On the second day of shooting, Storaro said that Woody actually asked for his monitor and, from then on, Woody watched each take on that monitor. The director even stopped watching dailies, because, as Storaro put it, "they saw the dailies while they shot."

Café Advice

After the junket, the Paramount Theater auditorium was filled near its 528-person capacity. After a few words from guests and Storaro himself, those in attendance were treated with the first US screening of Café Society. I won't get into Storaro and Allen's visual plan for the film, only to say that when you watch this film, which takes place in Bronx, Hollywood, and New York nightlife of the 1930s, each locale has its own distinct "look," which blend into one another as the film concludes. The images, unto themselves, are wonderfully conceived and executed, but it's in the emotional context of the narrative that the visuals realize their true meaning.

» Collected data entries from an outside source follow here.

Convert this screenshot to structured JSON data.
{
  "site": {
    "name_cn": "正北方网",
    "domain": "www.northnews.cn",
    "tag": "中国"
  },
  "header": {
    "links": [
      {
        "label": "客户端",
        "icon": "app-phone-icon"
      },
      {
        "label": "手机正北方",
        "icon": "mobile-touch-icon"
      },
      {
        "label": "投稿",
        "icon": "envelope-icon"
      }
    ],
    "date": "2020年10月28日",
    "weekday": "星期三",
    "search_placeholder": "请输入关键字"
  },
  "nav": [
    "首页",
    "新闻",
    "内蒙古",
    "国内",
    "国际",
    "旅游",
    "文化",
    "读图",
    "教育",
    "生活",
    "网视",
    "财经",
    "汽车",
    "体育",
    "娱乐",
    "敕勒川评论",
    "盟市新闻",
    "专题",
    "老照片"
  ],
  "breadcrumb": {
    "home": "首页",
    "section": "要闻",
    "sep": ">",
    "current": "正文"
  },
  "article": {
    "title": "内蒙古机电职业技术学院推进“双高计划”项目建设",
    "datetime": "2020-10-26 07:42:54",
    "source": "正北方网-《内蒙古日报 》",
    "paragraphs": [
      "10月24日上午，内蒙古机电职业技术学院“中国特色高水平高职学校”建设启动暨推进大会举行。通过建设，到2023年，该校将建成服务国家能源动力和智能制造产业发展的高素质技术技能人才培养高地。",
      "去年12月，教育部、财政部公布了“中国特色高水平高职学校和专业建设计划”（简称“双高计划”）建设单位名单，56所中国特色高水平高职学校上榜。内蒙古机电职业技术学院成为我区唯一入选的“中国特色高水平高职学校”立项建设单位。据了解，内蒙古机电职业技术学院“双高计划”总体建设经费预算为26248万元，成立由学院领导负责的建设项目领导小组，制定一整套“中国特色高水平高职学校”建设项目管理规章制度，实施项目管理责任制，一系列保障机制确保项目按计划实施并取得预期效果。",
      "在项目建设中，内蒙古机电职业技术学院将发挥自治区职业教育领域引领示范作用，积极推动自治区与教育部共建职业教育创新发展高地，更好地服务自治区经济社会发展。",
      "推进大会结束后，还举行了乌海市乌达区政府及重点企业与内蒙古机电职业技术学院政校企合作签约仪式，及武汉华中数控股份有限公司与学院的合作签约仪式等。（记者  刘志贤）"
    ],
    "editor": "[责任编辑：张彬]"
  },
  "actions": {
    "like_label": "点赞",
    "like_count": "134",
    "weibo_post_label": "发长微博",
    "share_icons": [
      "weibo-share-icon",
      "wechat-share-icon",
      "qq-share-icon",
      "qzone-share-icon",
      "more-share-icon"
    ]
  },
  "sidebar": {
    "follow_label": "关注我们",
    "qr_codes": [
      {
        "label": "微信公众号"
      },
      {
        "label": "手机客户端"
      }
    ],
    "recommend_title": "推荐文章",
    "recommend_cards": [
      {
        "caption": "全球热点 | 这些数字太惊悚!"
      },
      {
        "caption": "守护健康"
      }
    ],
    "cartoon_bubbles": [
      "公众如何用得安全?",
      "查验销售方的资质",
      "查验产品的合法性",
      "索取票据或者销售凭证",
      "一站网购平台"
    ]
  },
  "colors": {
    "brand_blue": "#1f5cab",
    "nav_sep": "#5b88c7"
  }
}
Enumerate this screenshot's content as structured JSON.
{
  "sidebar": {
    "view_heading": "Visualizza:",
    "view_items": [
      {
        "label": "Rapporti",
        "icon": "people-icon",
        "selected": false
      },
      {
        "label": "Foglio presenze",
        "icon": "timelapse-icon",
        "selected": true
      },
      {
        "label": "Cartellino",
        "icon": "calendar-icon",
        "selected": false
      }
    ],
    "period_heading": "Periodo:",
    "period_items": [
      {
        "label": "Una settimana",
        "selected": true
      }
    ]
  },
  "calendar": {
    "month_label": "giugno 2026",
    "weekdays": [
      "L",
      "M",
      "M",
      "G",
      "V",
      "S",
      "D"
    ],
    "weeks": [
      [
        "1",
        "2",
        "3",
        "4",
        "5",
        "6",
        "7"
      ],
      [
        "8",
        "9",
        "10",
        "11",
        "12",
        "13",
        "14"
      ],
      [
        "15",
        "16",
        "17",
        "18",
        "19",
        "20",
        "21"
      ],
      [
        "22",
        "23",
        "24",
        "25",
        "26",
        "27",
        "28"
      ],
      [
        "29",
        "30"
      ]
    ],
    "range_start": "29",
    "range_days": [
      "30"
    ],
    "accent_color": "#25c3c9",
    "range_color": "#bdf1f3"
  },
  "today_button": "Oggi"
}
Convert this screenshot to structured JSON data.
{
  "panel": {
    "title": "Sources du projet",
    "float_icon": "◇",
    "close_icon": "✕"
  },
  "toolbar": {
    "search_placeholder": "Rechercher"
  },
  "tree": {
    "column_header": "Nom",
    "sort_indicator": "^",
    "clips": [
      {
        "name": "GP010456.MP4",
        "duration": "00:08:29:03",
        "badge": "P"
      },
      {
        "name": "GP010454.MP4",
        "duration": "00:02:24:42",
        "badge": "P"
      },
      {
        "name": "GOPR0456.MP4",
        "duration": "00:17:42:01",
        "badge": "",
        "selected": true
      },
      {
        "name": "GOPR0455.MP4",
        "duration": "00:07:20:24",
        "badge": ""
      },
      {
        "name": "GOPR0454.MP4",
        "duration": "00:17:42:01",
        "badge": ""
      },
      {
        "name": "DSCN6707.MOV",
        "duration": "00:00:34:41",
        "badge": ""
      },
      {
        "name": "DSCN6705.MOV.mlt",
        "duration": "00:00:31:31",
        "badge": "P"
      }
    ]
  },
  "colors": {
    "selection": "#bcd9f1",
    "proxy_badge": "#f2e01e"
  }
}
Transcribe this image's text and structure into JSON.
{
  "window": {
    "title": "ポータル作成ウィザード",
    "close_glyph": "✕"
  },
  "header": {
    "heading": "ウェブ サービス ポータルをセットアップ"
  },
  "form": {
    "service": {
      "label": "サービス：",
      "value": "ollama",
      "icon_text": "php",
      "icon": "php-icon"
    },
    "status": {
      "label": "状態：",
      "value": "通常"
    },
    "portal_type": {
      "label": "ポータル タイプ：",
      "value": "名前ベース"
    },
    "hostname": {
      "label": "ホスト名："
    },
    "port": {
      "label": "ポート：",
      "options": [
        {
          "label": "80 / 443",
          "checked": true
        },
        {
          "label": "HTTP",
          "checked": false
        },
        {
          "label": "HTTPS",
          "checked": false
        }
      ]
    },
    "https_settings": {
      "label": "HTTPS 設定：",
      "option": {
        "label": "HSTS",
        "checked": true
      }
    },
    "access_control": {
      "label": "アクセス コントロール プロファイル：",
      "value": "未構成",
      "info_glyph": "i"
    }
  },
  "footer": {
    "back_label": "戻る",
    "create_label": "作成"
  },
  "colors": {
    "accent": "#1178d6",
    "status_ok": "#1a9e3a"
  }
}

Upon viewing Café Society, I was reminded of something Storaro said in our press gathering concerning the balance between technology and art. "There is a moment in your life that you don't make anymore distinction between your beauty and your pleasure – [it] helps you understand who you are. Through your professional work, you try to get answers to your own questions, the meaning of your life, then anything you do is not an effort any longer, you need to know, you're hungry...one thing I learned, how wonderful it was to be a student...never stop learning."